Updating Firefox ESR — 1
Some months ago, starting with Firefox 67, the Firefox design was changed to support different user profiles for different versions of Firefox.
One result of this design change is users being greeted with a fresh profile, seemingly wiping previous configurations, add-ons, bookmarks, etc.
To some credit there was a warning dialog about the transition.
For people who use only one version of Firefox, restoring the previous profile is straightforward. Either launch Firefox with the profile manager (firefox --ProfileManager
) or, after starting Firefox, open about:profiles
.
With either approach, set the original profile as the default and delete the new profile. The new “empty” profile will be named default-release
.
Another approach is starting Firefox from a command line with MOZ_ALLOW_DOWNGRADE=1 firefox -P
.
Another way to avoid creating a new profile depends on a version of Firefox that supports the headless
feature.
- Open a terminal window.
- Run
firefox --headless
. - Press
Ctrl+C
to terminate Firefox. - Run Firefox normally from the desktop.
These approaches are fine for those who are computer savvy. Not so much for those who are not. Those who are not are left confused.
These approaches work fine for single users, but are frustrating for administrators with users to support.
This new profile approach is irritating. The default behavior should have been to leave profiles alone. Only savvy users have multiple profiles or multiple versions installed.
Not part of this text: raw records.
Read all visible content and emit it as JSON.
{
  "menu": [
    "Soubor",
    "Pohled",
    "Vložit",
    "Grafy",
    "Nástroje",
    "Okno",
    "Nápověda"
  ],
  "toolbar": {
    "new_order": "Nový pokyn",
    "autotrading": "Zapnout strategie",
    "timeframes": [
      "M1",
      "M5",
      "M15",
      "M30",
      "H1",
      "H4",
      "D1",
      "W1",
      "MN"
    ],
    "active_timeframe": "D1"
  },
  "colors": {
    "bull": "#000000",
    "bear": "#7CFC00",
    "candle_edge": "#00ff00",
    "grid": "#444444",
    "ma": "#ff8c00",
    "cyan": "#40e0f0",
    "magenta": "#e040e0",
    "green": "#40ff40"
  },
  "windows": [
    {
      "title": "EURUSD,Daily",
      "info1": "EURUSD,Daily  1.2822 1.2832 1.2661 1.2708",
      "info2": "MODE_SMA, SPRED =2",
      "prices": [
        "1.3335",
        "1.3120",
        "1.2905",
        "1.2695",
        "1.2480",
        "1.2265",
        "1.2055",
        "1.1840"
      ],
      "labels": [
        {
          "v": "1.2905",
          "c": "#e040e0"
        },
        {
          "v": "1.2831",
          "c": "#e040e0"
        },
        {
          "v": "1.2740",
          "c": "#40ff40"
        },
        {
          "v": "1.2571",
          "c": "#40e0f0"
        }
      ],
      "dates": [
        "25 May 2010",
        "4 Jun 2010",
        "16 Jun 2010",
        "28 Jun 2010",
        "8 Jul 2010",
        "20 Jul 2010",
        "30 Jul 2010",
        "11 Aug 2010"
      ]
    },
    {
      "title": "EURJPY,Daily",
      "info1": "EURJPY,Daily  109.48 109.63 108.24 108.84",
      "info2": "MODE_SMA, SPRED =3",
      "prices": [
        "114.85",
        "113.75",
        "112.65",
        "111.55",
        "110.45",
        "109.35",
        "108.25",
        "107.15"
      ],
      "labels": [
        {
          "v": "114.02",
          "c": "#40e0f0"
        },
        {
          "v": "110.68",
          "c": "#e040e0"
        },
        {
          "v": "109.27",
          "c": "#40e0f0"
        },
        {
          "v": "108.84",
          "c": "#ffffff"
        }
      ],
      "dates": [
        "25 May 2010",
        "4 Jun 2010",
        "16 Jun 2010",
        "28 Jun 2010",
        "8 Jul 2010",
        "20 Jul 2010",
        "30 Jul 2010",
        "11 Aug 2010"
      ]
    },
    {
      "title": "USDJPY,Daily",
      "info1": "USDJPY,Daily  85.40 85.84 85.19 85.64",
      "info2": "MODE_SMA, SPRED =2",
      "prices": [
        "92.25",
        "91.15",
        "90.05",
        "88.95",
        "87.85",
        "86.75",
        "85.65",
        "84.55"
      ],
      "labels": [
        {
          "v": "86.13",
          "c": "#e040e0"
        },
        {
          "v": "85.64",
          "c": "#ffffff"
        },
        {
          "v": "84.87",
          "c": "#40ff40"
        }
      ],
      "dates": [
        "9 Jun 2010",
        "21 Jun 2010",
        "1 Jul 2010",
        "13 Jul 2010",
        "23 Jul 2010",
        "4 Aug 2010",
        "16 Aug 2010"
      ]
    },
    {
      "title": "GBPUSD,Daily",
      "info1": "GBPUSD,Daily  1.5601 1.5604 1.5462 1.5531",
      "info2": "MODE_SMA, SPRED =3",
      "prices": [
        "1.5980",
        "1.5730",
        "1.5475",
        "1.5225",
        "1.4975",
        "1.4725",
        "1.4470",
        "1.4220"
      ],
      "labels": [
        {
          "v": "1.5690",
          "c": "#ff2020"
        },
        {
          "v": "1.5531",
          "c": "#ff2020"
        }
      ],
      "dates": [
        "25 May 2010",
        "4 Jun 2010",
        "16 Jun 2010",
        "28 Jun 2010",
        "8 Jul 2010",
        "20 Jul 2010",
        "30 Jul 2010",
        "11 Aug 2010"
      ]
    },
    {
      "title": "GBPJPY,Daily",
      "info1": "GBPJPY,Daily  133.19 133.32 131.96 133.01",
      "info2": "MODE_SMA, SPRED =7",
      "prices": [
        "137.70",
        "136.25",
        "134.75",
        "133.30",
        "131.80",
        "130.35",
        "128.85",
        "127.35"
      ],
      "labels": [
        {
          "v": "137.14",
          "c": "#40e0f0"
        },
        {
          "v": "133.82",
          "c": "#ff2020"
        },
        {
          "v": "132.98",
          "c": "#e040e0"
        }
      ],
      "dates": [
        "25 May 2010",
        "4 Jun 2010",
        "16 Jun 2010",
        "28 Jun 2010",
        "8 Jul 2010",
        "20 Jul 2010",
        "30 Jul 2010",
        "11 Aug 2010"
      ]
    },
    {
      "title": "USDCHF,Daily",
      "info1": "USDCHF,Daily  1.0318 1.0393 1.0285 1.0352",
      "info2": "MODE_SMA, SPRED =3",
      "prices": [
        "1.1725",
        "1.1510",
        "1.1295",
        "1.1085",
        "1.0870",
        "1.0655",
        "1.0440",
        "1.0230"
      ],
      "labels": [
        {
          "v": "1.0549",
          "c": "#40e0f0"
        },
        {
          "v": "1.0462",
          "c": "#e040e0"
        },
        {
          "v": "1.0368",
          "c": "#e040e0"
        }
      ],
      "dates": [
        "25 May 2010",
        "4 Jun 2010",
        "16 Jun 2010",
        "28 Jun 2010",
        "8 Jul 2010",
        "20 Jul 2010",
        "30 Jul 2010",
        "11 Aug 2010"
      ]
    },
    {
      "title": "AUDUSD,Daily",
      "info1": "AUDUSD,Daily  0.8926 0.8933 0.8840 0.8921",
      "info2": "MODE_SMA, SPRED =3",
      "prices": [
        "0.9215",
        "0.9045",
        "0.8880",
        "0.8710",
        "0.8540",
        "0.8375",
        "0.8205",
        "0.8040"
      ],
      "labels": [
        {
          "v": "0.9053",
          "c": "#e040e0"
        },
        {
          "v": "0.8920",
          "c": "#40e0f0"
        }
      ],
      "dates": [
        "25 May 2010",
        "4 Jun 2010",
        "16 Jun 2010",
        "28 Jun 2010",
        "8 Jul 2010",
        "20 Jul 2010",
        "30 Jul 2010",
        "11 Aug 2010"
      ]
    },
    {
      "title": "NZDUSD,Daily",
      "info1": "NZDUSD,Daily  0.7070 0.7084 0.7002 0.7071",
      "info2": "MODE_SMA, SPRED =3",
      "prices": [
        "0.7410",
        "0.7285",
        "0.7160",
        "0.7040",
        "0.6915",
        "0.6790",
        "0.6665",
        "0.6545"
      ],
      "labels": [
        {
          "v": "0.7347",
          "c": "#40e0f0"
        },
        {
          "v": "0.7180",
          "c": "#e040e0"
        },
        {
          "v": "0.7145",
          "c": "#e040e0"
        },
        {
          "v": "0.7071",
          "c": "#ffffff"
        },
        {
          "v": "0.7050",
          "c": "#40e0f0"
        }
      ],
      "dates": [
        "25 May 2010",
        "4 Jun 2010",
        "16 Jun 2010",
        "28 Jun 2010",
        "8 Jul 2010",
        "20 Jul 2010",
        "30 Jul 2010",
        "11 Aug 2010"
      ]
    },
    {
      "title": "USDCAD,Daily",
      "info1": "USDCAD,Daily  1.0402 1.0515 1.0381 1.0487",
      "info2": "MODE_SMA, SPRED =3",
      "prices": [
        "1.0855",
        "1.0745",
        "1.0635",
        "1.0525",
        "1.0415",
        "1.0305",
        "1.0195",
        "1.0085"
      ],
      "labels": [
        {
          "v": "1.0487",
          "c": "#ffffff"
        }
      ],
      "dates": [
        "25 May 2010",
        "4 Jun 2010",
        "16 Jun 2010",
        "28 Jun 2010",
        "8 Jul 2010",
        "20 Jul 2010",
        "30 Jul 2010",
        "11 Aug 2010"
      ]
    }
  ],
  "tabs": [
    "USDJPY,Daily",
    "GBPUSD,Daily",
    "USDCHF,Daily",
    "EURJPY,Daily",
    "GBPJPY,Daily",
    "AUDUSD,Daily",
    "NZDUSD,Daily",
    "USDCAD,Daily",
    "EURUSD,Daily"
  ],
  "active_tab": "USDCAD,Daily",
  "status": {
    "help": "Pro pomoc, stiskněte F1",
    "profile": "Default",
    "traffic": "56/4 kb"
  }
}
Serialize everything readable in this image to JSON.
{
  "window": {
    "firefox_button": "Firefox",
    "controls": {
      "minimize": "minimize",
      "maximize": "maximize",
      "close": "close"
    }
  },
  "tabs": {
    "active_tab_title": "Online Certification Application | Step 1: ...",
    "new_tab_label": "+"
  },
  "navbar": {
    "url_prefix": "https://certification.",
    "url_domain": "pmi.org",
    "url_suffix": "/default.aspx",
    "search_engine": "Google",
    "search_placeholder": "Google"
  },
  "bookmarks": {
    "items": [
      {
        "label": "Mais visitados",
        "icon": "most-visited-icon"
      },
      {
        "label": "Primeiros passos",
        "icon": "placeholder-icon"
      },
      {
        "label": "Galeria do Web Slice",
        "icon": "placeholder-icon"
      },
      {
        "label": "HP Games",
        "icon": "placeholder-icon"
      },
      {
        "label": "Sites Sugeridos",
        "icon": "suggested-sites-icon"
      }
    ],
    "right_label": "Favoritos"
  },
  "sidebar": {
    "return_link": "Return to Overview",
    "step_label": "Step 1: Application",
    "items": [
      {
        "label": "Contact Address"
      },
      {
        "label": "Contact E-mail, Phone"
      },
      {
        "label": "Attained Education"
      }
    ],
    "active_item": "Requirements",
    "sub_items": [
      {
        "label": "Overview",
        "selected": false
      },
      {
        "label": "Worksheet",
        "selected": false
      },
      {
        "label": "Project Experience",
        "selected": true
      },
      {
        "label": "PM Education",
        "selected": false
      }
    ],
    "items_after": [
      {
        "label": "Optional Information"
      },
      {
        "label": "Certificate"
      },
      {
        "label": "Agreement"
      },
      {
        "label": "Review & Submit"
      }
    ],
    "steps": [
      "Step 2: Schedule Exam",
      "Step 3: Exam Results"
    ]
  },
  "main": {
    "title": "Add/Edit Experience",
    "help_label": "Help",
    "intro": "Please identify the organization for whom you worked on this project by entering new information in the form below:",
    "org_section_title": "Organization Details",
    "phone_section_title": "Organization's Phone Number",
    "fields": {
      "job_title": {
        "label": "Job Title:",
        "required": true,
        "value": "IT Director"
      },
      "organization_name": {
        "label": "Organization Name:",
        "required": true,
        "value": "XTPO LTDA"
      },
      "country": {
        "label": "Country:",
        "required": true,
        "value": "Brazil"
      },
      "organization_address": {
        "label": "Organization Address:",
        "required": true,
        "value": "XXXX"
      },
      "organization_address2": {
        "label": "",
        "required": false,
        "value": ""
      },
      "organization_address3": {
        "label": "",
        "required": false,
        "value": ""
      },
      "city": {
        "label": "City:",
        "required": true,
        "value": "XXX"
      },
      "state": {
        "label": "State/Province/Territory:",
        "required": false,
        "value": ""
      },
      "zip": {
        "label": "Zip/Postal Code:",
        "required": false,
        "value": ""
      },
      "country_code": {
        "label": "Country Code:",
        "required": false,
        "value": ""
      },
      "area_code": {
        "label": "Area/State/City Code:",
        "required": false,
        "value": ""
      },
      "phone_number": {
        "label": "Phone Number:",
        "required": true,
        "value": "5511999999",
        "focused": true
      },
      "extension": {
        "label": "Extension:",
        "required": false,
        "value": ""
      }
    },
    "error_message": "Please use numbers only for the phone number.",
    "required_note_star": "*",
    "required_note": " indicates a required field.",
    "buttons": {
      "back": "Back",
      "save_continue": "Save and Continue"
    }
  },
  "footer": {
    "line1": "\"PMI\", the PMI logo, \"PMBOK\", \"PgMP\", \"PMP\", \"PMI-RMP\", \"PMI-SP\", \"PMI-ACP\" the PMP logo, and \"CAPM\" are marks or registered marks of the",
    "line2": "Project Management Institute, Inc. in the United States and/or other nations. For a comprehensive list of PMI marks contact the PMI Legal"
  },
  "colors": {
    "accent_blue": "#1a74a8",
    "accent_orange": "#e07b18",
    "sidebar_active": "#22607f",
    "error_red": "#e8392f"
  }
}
At work we use Firefox ESR. I avoided the proverbial ESR 68 handwriting on the wall by creating a custom shell script.
On first launch of Firefox 68, Firefox generates a 16 character hash. This hash is used in two user profile INI files. The hash is reproducible but is specific to each Firefox installation. A generic 16 character hash won’t suffice.
For the curious, the hash generation code is in other-licenses/nsis/Contrib/CityHash
.
Needing to know the generated Firefox hash is not required. Firefox can be coaxed into not generating a new profile by modifying each user’s prefs.js
and compatibility.ini
files.
My script worked only in a Linux environment and not in Windows.
I have my doubts about the benefit of such a change. I suspect only developers and geeks would want such a feature.